Der Angeklagte C. hat die Kosten seines Rechtsmittels zu tragen.
Gründe:
Die Strafkammer hat Folgendes festgestellt:
1
Der Angeklagte C. beschloss, seine Ehefrau als Strafe dafür zu
töten, dass sie sich von ihm getrennt hatte und mit einem
anderen Mann zusammenlebte. Mit einem Elektroschockgerät bzw.

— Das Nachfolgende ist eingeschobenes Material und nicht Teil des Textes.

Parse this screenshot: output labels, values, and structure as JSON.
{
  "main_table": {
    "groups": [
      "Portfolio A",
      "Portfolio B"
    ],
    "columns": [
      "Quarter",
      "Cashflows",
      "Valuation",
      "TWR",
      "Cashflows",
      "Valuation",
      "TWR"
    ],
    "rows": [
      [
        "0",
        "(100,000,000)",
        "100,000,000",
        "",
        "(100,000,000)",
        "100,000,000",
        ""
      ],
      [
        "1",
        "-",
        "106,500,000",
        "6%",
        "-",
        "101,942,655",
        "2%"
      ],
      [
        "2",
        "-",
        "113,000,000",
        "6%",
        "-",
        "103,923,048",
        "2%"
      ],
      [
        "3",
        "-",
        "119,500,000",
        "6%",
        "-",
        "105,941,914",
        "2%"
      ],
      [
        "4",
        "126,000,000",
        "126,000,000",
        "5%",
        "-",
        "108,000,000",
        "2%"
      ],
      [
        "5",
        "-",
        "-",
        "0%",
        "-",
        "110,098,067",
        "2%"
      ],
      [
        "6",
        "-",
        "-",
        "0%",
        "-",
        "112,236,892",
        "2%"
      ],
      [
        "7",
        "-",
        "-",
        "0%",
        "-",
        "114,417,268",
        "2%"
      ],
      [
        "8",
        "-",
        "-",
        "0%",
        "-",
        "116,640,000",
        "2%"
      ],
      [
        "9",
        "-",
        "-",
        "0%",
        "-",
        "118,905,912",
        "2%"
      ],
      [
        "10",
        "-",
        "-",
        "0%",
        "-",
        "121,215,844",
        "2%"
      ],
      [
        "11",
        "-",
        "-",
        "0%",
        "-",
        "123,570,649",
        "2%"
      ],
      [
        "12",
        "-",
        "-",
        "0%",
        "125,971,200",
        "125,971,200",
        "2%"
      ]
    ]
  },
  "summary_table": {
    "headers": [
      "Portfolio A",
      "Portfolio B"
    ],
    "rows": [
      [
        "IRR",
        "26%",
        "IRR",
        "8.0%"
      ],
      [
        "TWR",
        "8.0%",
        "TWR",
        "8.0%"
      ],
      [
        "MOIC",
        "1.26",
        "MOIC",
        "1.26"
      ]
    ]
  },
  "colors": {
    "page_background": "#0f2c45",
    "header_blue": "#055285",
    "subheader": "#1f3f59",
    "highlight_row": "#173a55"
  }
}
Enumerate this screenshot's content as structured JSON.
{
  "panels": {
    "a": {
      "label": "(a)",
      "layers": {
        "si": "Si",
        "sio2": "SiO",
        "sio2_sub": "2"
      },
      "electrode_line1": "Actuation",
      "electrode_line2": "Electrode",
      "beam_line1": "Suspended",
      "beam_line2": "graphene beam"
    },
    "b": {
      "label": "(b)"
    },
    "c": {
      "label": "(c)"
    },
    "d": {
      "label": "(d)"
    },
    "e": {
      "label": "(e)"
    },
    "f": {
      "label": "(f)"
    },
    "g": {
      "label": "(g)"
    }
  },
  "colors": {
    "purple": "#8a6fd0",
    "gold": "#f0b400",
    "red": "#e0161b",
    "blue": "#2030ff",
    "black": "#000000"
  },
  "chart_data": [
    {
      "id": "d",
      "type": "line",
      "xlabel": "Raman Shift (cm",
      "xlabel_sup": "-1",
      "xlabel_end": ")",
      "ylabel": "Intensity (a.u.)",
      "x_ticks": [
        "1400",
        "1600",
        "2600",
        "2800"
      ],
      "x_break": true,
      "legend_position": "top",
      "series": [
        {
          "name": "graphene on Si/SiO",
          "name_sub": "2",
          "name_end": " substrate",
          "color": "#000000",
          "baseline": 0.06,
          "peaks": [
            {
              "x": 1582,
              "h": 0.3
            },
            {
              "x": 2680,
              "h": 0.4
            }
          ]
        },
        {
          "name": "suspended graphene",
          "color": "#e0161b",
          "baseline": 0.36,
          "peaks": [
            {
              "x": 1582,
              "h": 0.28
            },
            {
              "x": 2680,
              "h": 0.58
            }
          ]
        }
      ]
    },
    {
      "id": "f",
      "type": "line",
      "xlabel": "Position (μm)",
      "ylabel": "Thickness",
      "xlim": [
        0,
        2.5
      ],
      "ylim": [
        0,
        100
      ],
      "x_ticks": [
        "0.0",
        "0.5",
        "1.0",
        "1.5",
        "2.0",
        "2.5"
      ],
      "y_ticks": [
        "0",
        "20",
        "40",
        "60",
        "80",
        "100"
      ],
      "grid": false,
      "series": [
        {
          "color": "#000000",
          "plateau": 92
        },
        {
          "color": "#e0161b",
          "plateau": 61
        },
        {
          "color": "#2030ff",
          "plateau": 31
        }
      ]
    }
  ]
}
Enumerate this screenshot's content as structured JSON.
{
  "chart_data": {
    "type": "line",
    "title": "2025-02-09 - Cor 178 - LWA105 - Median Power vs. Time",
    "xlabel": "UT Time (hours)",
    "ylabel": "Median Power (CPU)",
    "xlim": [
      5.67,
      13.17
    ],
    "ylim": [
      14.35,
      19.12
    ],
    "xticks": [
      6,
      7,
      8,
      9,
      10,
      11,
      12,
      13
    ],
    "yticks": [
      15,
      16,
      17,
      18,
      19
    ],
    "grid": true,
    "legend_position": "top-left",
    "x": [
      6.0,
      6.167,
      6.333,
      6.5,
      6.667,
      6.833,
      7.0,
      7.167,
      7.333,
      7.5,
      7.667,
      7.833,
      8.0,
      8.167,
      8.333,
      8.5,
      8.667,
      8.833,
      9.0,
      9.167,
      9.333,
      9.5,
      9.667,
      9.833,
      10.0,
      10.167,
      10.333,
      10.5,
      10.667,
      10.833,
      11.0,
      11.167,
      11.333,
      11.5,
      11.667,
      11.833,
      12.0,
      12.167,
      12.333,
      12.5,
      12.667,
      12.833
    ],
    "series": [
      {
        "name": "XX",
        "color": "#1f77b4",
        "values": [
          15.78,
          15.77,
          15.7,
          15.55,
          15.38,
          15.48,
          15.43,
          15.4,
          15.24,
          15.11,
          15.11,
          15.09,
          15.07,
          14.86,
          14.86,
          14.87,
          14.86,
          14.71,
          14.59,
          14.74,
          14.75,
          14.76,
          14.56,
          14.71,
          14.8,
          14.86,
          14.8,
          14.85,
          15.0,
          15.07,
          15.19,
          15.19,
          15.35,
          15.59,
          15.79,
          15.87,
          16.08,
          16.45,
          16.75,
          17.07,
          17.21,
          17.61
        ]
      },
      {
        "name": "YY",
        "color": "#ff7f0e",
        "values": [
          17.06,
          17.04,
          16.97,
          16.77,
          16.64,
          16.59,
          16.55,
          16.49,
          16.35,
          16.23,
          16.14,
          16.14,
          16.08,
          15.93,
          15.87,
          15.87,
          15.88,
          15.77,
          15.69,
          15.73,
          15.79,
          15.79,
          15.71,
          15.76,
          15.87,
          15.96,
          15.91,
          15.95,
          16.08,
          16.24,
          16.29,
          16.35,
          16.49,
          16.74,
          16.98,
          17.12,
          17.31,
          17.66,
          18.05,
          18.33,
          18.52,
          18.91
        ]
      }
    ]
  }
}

einem Pfefferspray wollte er sie wehrlos und bewegungsunfähig
machen, um sie dann entweder mit einem Messer zu töten, oder
zunächst mit Kabelbindern und Klebeband zu fixieren. Den
Leichnam oder den bewegungsunfähigen Körper wollte er
in einer Folie verpackt in den Rhein werfen. Falls er dies nicht
„fertig brächte“, wollte er sie
„an einen unbekannten Ort bringen und sie unter Ausnutzung
ihrer Hilflosigkeit gefügig“ machen. Es gelang ihm,
dass sich der frühere Mitangeklagte Ca. diesen Plan zu Eigen
machte und beide verabredeten sich, die Tötung oder gewaltsame
Entführung zu begehen. Die Ehefrau wurde von ihren Kindern
vorgewarnt und alarmierte die Polizei. Als diese eintraf, befanden sich
der Angeklagte und Ca. , (u.a.)
2
- 3 -
mit Springmesser, Elektroschockgerät und Pfefferspray
bewaffnet, unmittelbar vor der Tür des Hauses, in dem die
Ehefrau wohnte.
Auf der Grundlage dieser Feststellungen wurden die Angeklagten wegen
Verabredung eines Totschlags, „alternativ eines
Menschenraubs“ zu Freiheitsstrafen verurteilt.
3
Die Revision des Angeklagten führt zum Wegfall des
Schuldspruchs auch wegen Verabredung zum Menschenraub (§ 349
Abs. 4 StPO), bleibt aber im Übrigen erfolglos (§ 349
Abs. 2 StPO).
4
Menschenraub (§ 234 StGB) setzt voraus, dass sich der
Täter des Opfers bemächtigt, um es in hilfloser Lage
auszusetzen, oder um es - hier offensichtlich nicht
einschlägig - dem Dienst in einer militärischen oder
militärähnlichen Einrichtung im Ausland
zuzuführen. Beim Aussetzen in hilfloser Lage muss es dem
Täter darauf ankommen, das Opfer in eine Lage zu bringen, in
der es, zur Selbsthilfe unfähig, auf fremde Hilfe angewiesen
und konkret an Leib oder Leben gefährdet ist (BGH NStZ 2001,
247; Sonnen in NK-StGB 3. Aufl. § 234 Rdn. 24 jew. m.w.N.).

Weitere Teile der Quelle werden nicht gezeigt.